McHENRY – From the outside looking in, it seemed like the perfect childhood: loving parents, two sisters, a safe neighborhood, good schools.
In Daisy Scouts, Erin Merryn met another youngster named Ashley, and the two became best friends, having sleepovers and playing in Ashley’s life-size dollhouse for hours.
Behind closed doors, however, Merryn’s life was much darker.
From ages 6 to 8, she was sexually abused by her friend’s live-in uncle. She recalled one particularly horrifying night when she, Ashley and another friend slept over, and the uncle raped them, one by one.
“At that age, I didn’t know how to put into words what had happened,” Merryn said. “I didn’t know what sex was; I didn’t know what rape was.”
This lack of education is what Merryn, 26, has made her life’s work to reverse.
She spoke about her mission and her message at an in-service training event co-sponsored by the Human Service Network for McHenry County and 22nd Judicial Circuit Family Violence Coordinating Council on Tuesday morning at the Shah Center in McHenry. Ninety-five attendees from agencies such as the Mental Health Board and Child Advocacy Center, faith-based groups and private counselors were in attendance.

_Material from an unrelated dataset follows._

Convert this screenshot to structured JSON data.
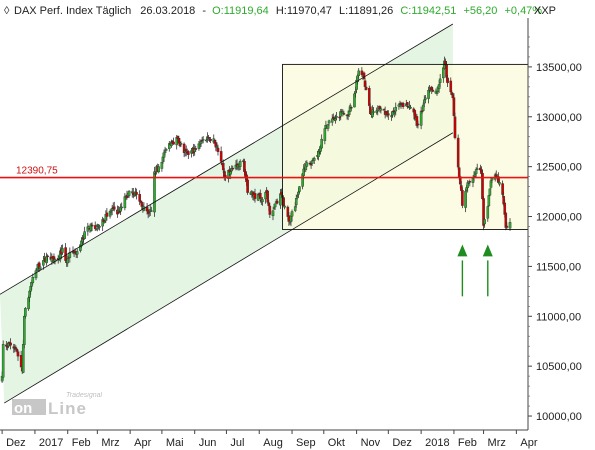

For many years, Merryn has worked to raise sexual abuse awareness, and it was her work that gave impetus to the creation and passage of Erin’s Law, which was signed by Gov. Pat Quinn on Feb. 14.
The law mandates that Illinois schools provide age-appropriate curriculum on sexual abuse for students in kindergarten through fifth grade.

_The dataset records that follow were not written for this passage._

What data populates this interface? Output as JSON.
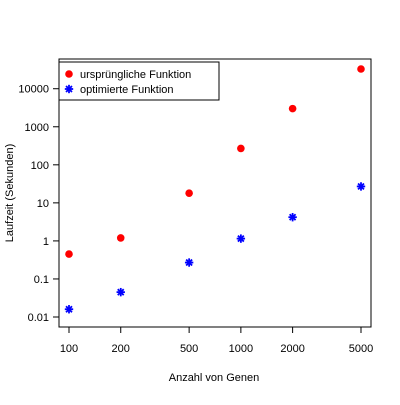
{
  "chart_data": {
    "type": "scatter",
    "xscale": "log",
    "yscale": "log",
    "xlabel": "Anzahl von Genen",
    "ylabel": "Laufzeit (Sekunden)",
    "title": "",
    "xlim": [
      100,
      5000
    ],
    "ylim": [
      0.01,
      33000
    ],
    "grid": false,
    "legend_position": "top-left",
    "x_ticks": [
      {
        "value": 100,
        "label": "100"
      },
      {
        "value": 200,
        "label": "200"
      },
      {
        "value": 500,
        "label": "500"
      },
      {
        "value": 1000,
        "label": "1000"
      },
      {
        "value": 2000,
        "label": "2000"
      },
      {
        "value": 5000,
        "label": "5000"
      }
    ],
    "y_ticks": [
      {
        "value": 0.01,
        "label": "0.01"
      },
      {
        "value": 0.1,
        "label": "0.1"
      },
      {
        "value": 1,
        "label": "1"
      },
      {
        "value": 10,
        "label": "10"
      },
      {
        "value": 100,
        "label": "100"
      },
      {
        "value": 1000,
        "label": "1000"
      },
      {
        "value": 10000,
        "label": "10000"
      }
    ],
    "series": [
      {
        "name": "ursprüngliche Funktion",
        "legend_text": "ursprüngliche Funktion",
        "marker": "circle",
        "color": "#ff0000",
        "x": [
          100,
          200,
          500,
          1000,
          2000,
          5000
        ],
        "y": [
          0.45,
          1.2,
          18,
          270,
          3000,
          33000
        ]
      },
      {
        "name": "optimierte Funktion",
        "legend_text": "optimierte Funktion",
        "marker": "asterisk",
        "color": "#0000ff",
        "x": [
          100,
          200,
          500,
          1000,
          2000,
          5000
        ],
        "y": [
          0.016,
          0.045,
          0.27,
          1.15,
          4.2,
          27
        ]
      }
    ]
  }
}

Merryn and a 15-member task force now are working to find and create the best curriculum for schools in Illinois.
Even after her family eventually left their Schaumburg home, and Merryn was able to switch schools, she couldn’t leave her past behind.

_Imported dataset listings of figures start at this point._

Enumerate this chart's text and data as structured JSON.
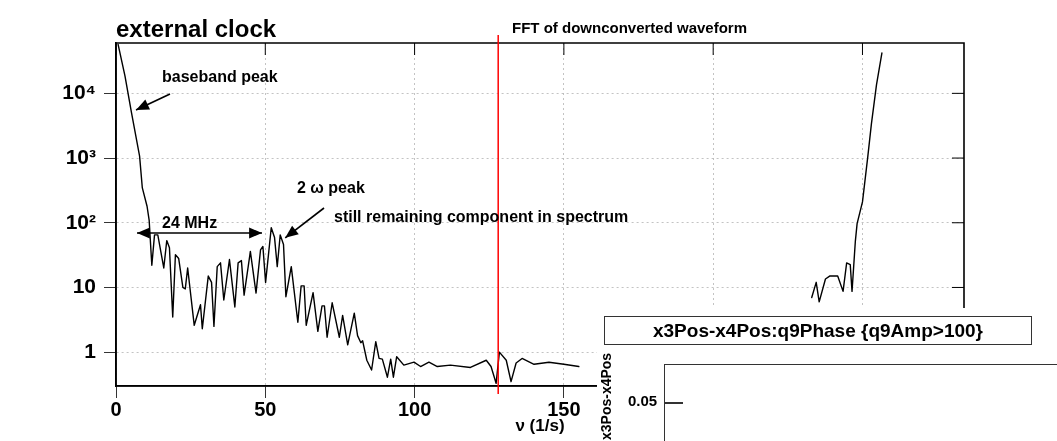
{
  "chart_data": [
    {
      "type": "line",
      "title": "external clock",
      "subtitle": "FFT of downconverted waveform",
      "xlabel": "ν (1/s)",
      "log": "y",
      "grid": true,
      "marker": "none",
      "line_style": "solid",
      "xlim": [
        0,
        284
      ],
      "ylim": [
        0.3,
        60000
      ],
      "xticks": [
        0,
        50,
        100,
        150,
        {
          "value": 200,
          "label": null
        },
        {
          "value": 250,
          "label": null
        }
      ],
      "yticks": [
        1,
        10,
        {
          "value": 100,
          "label": "10²"
        },
        {
          "value": 1000,
          "label": "10³"
        },
        {
          "value": 10000,
          "label": "10⁴"
        }
      ],
      "ref_lines": [
        {
          "axis": "x",
          "value": 128,
          "color": "#ff0000"
        }
      ],
      "annotations": [
        "baseband peak",
        "24 MHz",
        {
          "text": "2 ω peak",
          "x": 55,
          "y": 65
        },
        "still remaining component in spectrum"
      ],
      "series": [
        {
          "color": "#000000",
          "x": [
            0.7,
            3,
            5.2,
            7.9,
            8.8,
            10.4,
            11.1,
            12,
            12.9,
            14,
            16,
            17,
            17.9,
            19,
            19.9,
            21,
            22.4,
            23.2,
            24,
            26.2,
            28.3,
            28.9,
            30.9,
            32,
            32.8,
            33.9,
            35,
            36.1,
            38,
            39.8,
            40.9,
            42,
            42.9,
            45,
            46.9,
            48.4,
            49.2,
            50.1,
            52,
            53.1,
            54,
            55,
            56.1,
            56.9,
            58.7,
            60.9,
            62,
            63,
            63.7,
            66,
            67.6,
            69,
            69.8,
            70.7,
            72.4,
            74.8,
            75.9,
            77.6,
            79.8,
            80.9,
            82,
            82.6,
            84,
            85.6,
            87,
            88.1,
            89.2,
            90.9,
            92,
            92.9,
            94,
            96.4,
            99.8,
            102,
            104.8,
            107.6,
            112,
            118.7,
            124,
            125.6,
            127.3,
            128.4,
            130.7,
            132.3,
            134,
            136,
            140,
            145,
            150,
            155,
            190,
            233,
            234.5,
            235.5,
            237.6,
            239,
            240.5,
            241.7,
            243.5,
            244.7,
            245.9,
            246.5,
            247.6,
            248.2,
            250,
            251.8,
            253,
            254.7,
            256.5
          ],
          "values": [
            57000,
            18600,
            5000,
            1070,
            350,
            180,
            110,
            22,
            65,
            65,
            20,
            53,
            41,
            3.5,
            32,
            28,
            10,
            9.5,
            20,
            2.6,
            5.4,
            2.3,
            15,
            12,
            2.5,
            21,
            24,
            6.4,
            27,
            5,
            24,
            26,
            7.6,
            36,
            8.2,
            38,
            43,
            12,
            84,
            59,
            21,
            65,
            46,
            7.2,
            21,
            2.9,
            10.6,
            10.6,
            2.6,
            8.3,
            2.1,
            5.2,
            5.2,
            1.7,
            5.8,
            1.7,
            3.7,
            1.3,
            4,
            1.8,
            1.4,
            1.5,
            0.75,
            0.53,
            1.45,
            0.8,
            0.78,
            0.41,
            0.78,
            0.41,
            0.85,
            0.63,
            0.7,
            0.6,
            0.7,
            0.6,
            0.63,
            0.58,
            0.75,
            0.6,
            0.33,
            1,
            0.75,
            0.35,
            0.68,
            0.8,
            0.65,
            0.7,
            0.65,
            0.6,
            null,
            7,
            12,
            6,
            13.5,
            15,
            15,
            15,
            8.7,
            24,
            22.6,
            8.7,
            51,
            97,
            210,
            1070,
            3400,
            13600,
            42000
          ]
        }
      ]
    },
    {
      "type": "other",
      "title": "x3Pos-x4Pos:q9Phase {q9Amp>100}",
      "ylabel": "x3Pos-x4Pos",
      "annotations": [
        "0.05"
      ]
    }
  ]
}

She endured even further sexual abuse from age 11 to 13 from an older male cousin.
“He said, ‘Don’t tell anyone. If you do, you will destroy this family,’ ” Merryn said. So she kept quiet.
It wasn’t until she found out that her cousin was doing the same thing to her 11-year-old sister that the girls went forward and began the process toward healing. Merryn’s goal is to prevent other children from suffering the same trials that she, her friend and her sister endured in their childhood.
“We’re teaching our kids ‘stranger danger,’ but the truth of the matter is that 93 percent of the time it’s someone in the family, someone you know and trust,” Merryn said.
“As students in Illinois, we’re educated on tornado drills, fire drills, bus drills and stranger danger, but we never learned about sexual abuse, safe touches and safe secrets.”
Fortunately for Merryn, she was able to turn the horrific incidents of her youth into a positive life path. She turned the detailed entries of her childhood diary into the contents of her first book, “Stolen Innocence,” which was published in 2005. Her second book, “Living for Today,” came out in 2009.
Merryn said Erin’s Law has passed both the Senate and House in Missouri and was awaiting Gov. Jay Nixon’s signature within the next three weeks. It also has passed Iowa’s Senate and is on the table in Massachusetts.